If you are a dedicated veggie lover, you know the experience all too well. You go to a restaurant with your friends and while they salivate over their steaks, you have to make do with drooping lettuce and gluey tomatoes.
The author, award-winning cook-booker Terry Hope Romero, went through this scenario many times as a “teen vegetarian (and later, adult vegan),” often concluding, “salads just sucked.” Luckily for us, we do not have to repeat her discouragement. It's time to cut through the crabmeat and become a "salad samurai"--master of your own veggie destiny (think John Belushi on
SNL).
This colorful coffee table or kitchen counter style guide allows you to conquer the salad doldrums, experiment, and turn your palate back on to the salad station. Primarily a recipe collection, the names of potential edibles are as appetizing as the photos: Pepperoni Tempeh Pizza Salad for the Italian food lover, Collards and Sweet Potato Crunch Bowl for those vegans south of the Mason-Dixon line, Grilled Miso Apples and Brussels Sprouts Salad for the sophisticated urbanite, or for the purely exotic palate, how about Avocado Amaranth Bhel Puri Chaat.

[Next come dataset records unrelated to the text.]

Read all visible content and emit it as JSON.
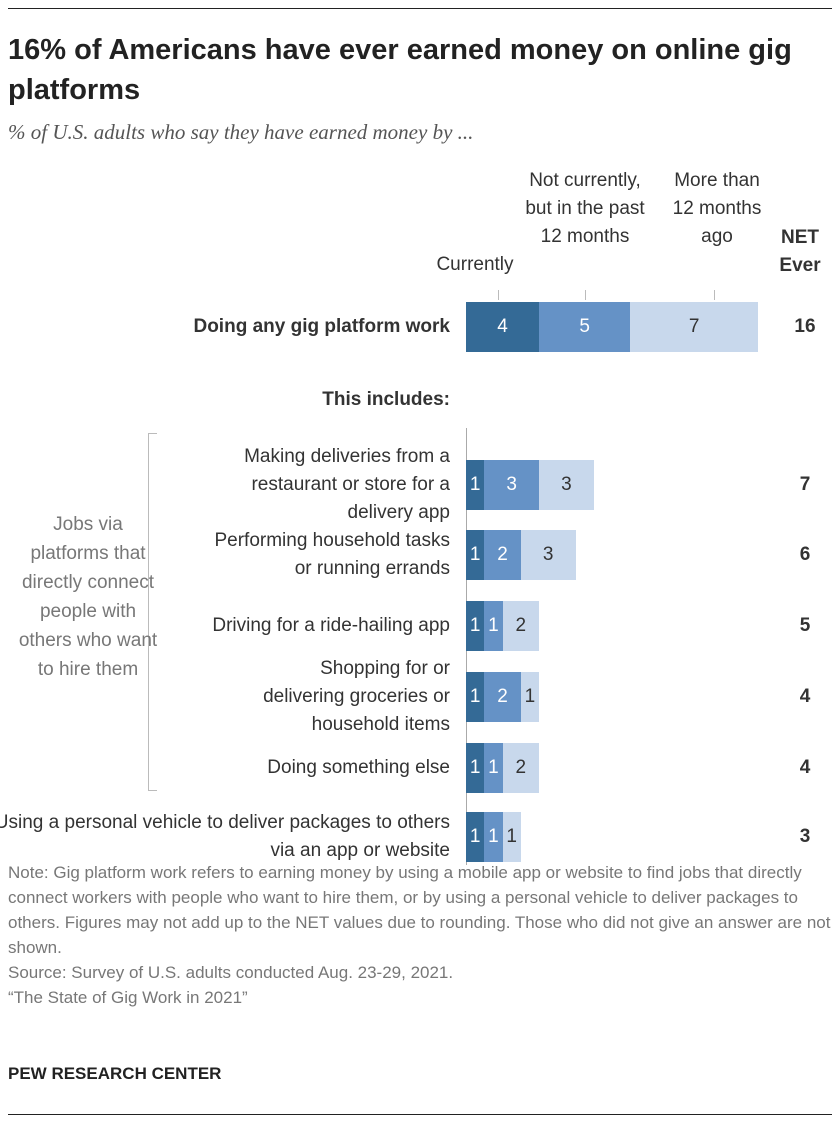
{
  "title": "16% of Americans have ever earned money on online gig platforms",
  "subtitle": "% of U.S. adults who say they have earned money by ...",
  "chart_data": {
    "type": "bar",
    "orientation": "horizontal-stacked",
    "columns": [
      "Currently",
      "Not currently, but in the past 12 months",
      "More than 12 months ago",
      "NET Ever"
    ],
    "colors": [
      "#346a96",
      "#6592c6",
      "#c8d8ec"
    ],
    "includes_label": "This includes:",
    "group_label": "Jobs via platforms that directly connect people with others who want to hire them",
    "rows": [
      {
        "label": "Doing any gig platform work",
        "values": [
          4,
          5,
          7
        ],
        "net": 16
      },
      {
        "label": "Making deliveries from a restaurant or store for a delivery app",
        "values": [
          1,
          3,
          3
        ],
        "net": 7
      },
      {
        "label": "Performing household tasks or running errands",
        "values": [
          1,
          2,
          3
        ],
        "net": 6
      },
      {
        "label": "Driving for a ride-hailing app",
        "values": [
          1,
          1,
          2
        ],
        "net": 5
      },
      {
        "label": "Shopping for or delivering groceries or household items",
        "values": [
          1,
          2,
          1
        ],
        "net": 4
      },
      {
        "label": "Doing something else",
        "values": [
          1,
          1,
          2
        ],
        "net": 4
      },
      {
        "label": "Using a personal vehicle to deliver packages to others via an app or website",
        "values": [
          1,
          1,
          1
        ],
        "net": 3
      }
    ]
  },
  "note": "Note: Gig platform work refers to earning money by using a mobile app or website to find jobs that directly connect workers with people who want to hire them, or by using a personal vehicle to deliver packages to others. Figures may not add up to the NET values due to rounding. Those who did not give an answer are not shown.",
  "source": "Source: Survey of U.S. adults conducted Aug. 23-29, 2021.",
  "report": "“The State of Gig Work in 2021”",
  "footer": "PEW RESEARCH CENTER"
}
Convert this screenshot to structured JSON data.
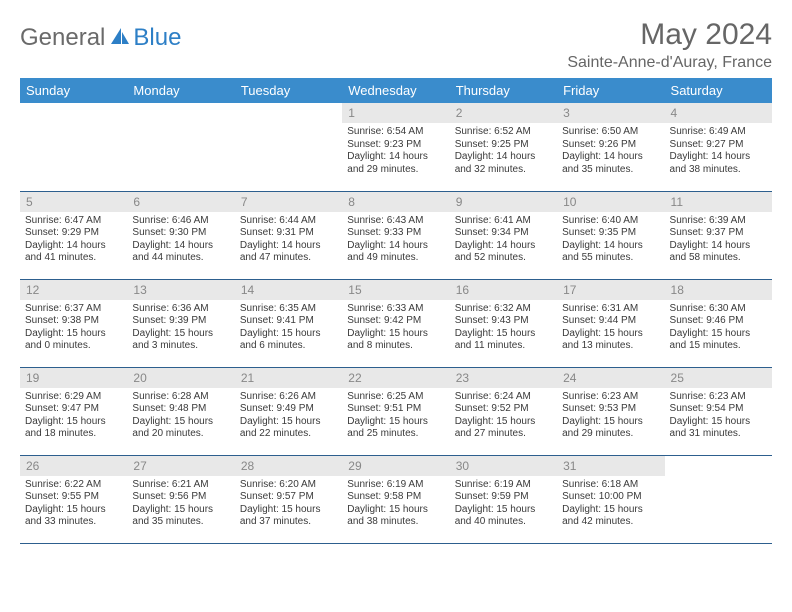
{
  "logo": {
    "general": "General",
    "blue": "Blue"
  },
  "title": "May 2024",
  "location": "Sainte-Anne-d'Auray, France",
  "colors": {
    "header_bg": "#3a8ccc",
    "header_text": "#ffffff",
    "daynum_bg": "#e8e8e8",
    "daynum_text": "#888888",
    "body_text": "#3a3a3a",
    "border": "#2d5f8e",
    "title_text": "#666666",
    "logo_general": "#6a6a6a",
    "logo_blue": "#2d7fc6"
  },
  "weekdays": [
    "Sunday",
    "Monday",
    "Tuesday",
    "Wednesday",
    "Thursday",
    "Friday",
    "Saturday"
  ],
  "weeks": [
    [
      null,
      null,
      null,
      {
        "n": "1",
        "sr": "Sunrise: 6:54 AM",
        "ss": "Sunset: 9:23 PM",
        "d1": "Daylight: 14 hours",
        "d2": "and 29 minutes."
      },
      {
        "n": "2",
        "sr": "Sunrise: 6:52 AM",
        "ss": "Sunset: 9:25 PM",
        "d1": "Daylight: 14 hours",
        "d2": "and 32 minutes."
      },
      {
        "n": "3",
        "sr": "Sunrise: 6:50 AM",
        "ss": "Sunset: 9:26 PM",
        "d1": "Daylight: 14 hours",
        "d2": "and 35 minutes."
      },
      {
        "n": "4",
        "sr": "Sunrise: 6:49 AM",
        "ss": "Sunset: 9:27 PM",
        "d1": "Daylight: 14 hours",
        "d2": "and 38 minutes."
      }
    ],
    [
      {
        "n": "5",
        "sr": "Sunrise: 6:47 AM",
        "ss": "Sunset: 9:29 PM",
        "d1": "Daylight: 14 hours",
        "d2": "and 41 minutes."
      },
      {
        "n": "6",
        "sr": "Sunrise: 6:46 AM",
        "ss": "Sunset: 9:30 PM",
        "d1": "Daylight: 14 hours",
        "d2": "and 44 minutes."
      },
      {
        "n": "7",
        "sr": "Sunrise: 6:44 AM",
        "ss": "Sunset: 9:31 PM",
        "d1": "Daylight: 14 hours",
        "d2": "and 47 minutes."
      },
      {
        "n": "8",
        "sr": "Sunrise: 6:43 AM",
        "ss": "Sunset: 9:33 PM",
        "d1": "Daylight: 14 hours",
        "d2": "and 49 minutes."
      },
      {
        "n": "9",
        "sr": "Sunrise: 6:41 AM",
        "ss": "Sunset: 9:34 PM",
        "d1": "Daylight: 14 hours",
        "d2": "and 52 minutes."
      },
      {
        "n": "10",
        "sr": "Sunrise: 6:40 AM",
        "ss": "Sunset: 9:35 PM",
        "d1": "Daylight: 14 hours",
        "d2": "and 55 minutes."
      },
      {
        "n": "11",
        "sr": "Sunrise: 6:39 AM",
        "ss": "Sunset: 9:37 PM",
        "d1": "Daylight: 14 hours",
        "d2": "and 58 minutes."
      }
    ],
    [
      {
        "n": "12",
        "sr": "Sunrise: 6:37 AM",
        "ss": "Sunset: 9:38 PM",
        "d1": "Daylight: 15 hours",
        "d2": "and 0 minutes."
      },
      {
        "n": "13",
        "sr": "Sunrise: 6:36 AM",
        "ss": "Sunset: 9:39 PM",
        "d1": "Daylight: 15 hours",
        "d2": "and 3 minutes."
      },
      {
        "n": "14",
        "sr": "Sunrise: 6:35 AM",
        "ss": "Sunset: 9:41 PM",
        "d1": "Daylight: 15 hours",
        "d2": "and 6 minutes."
      },
      {
        "n": "15",
        "sr": "Sunrise: 6:33 AM",
        "ss": "Sunset: 9:42 PM",
        "d1": "Daylight: 15 hours",
        "d2": "and 8 minutes."
      },
      {
        "n": "16",
        "sr": "Sunrise: 6:32 AM",
        "ss": "Sunset: 9:43 PM",
        "d1": "Daylight: 15 hours",
        "d2": "and 11 minutes."
      },
      {
        "n": "17",
        "sr": "Sunrise: 6:31 AM",
        "ss": "Sunset: 9:44 PM",
        "d1": "Daylight: 15 hours",
        "d2": "and 13 minutes."
      },
      {
        "n": "18",
        "sr": "Sunrise: 6:30 AM",
        "ss": "Sunset: 9:46 PM",
        "d1": "Daylight: 15 hours",
        "d2": "and 15 minutes."
      }
    ],
    [
      {
        "n": "19",
        "sr": "Sunrise: 6:29 AM",
        "ss": "Sunset: 9:47 PM",
        "d1": "Daylight: 15 hours",
        "d2": "and 18 minutes."
      },
      {
        "n": "20",
        "sr": "Sunrise: 6:28 AM",
        "ss": "Sunset: 9:48 PM",
        "d1": "Daylight: 15 hours",
        "d2": "and 20 minutes."
      },
      {
        "n": "21",
        "sr": "Sunrise: 6:26 AM",
        "ss": "Sunset: 9:49 PM",
        "d1": "Daylight: 15 hours",
        "d2": "and 22 minutes."
      },
      {
        "n": "22",
        "sr": "Sunrise: 6:25 AM",
        "ss": "Sunset: 9:51 PM",
        "d1": "Daylight: 15 hours",
        "d2": "and 25 minutes."
      },
      {
        "n": "23",
        "sr": "Sunrise: 6:24 AM",
        "ss": "Sunset: 9:52 PM",
        "d1": "Daylight: 15 hours",
        "d2": "and 27 minutes."
      },
      {
        "n": "24",
        "sr": "Sunrise: 6:23 AM",
        "ss": "Sunset: 9:53 PM",
        "d1": "Daylight: 15 hours",
        "d2": "and 29 minutes."
      },
      {
        "n": "25",
        "sr": "Sunrise: 6:23 AM",
        "ss": "Sunset: 9:54 PM",
        "d1": "Daylight: 15 hours",
        "d2": "and 31 minutes."
      }
    ],
    [
      {
        "n": "26",
        "sr": "Sunrise: 6:22 AM",
        "ss": "Sunset: 9:55 PM",
        "d1": "Daylight: 15 hours",
        "d2": "and 33 minutes."
      },
      {
        "n": "27",
        "sr": "Sunrise: 6:21 AM",
        "ss": "Sunset: 9:56 PM",
        "d1": "Daylight: 15 hours",
        "d2": "and 35 minutes."
      },
      {
        "n": "28",
        "sr": "Sunrise: 6:20 AM",
        "ss": "Sunset: 9:57 PM",
        "d1": "Daylight: 15 hours",
        "d2": "and 37 minutes."
      },
      {
        "n": "29",
        "sr": "Sunrise: 6:19 AM",
        "ss": "Sunset: 9:58 PM",
        "d1": "Daylight: 15 hours",
        "d2": "and 38 minutes."
      },
      {
        "n": "30",
        "sr": "Sunrise: 6:19 AM",
        "ss": "Sunset: 9:59 PM",
        "d1": "Daylight: 15 hours",
        "d2": "and 40 minutes."
      },
      {
        "n": "31",
        "sr": "Sunrise: 6:18 AM",
        "ss": "Sunset: 10:00 PM",
        "d1": "Daylight: 15 hours",
        "d2": "and 42 minutes."
      },
      null
    ]
  ]
}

In addition to offering salad dressing concoctions amazing in their variety, Romero has deftly divided her salad selections by season, which will help the truly dedicated farmer’s market shopper: strawberries and spinach in the spring, chickpeas and barbecue for summer, figs and tempeh in the fall, couscous with lemon and olives in the winter. The book is graphically sharp and stylish; you will enjoy showing it off to your salad-loving guests.
And yes, there are fruity dessert salads, with my favorite (by the very look of it): Overnight Oats with Mexican Chocolate Crème.
Salad Samurai was designed with veg devotees in mind, but it will be no surprise if it garners new converts to tofu and tarragon. It's part of the excellent Da Capo Lifelong series of books to keep and use perennially.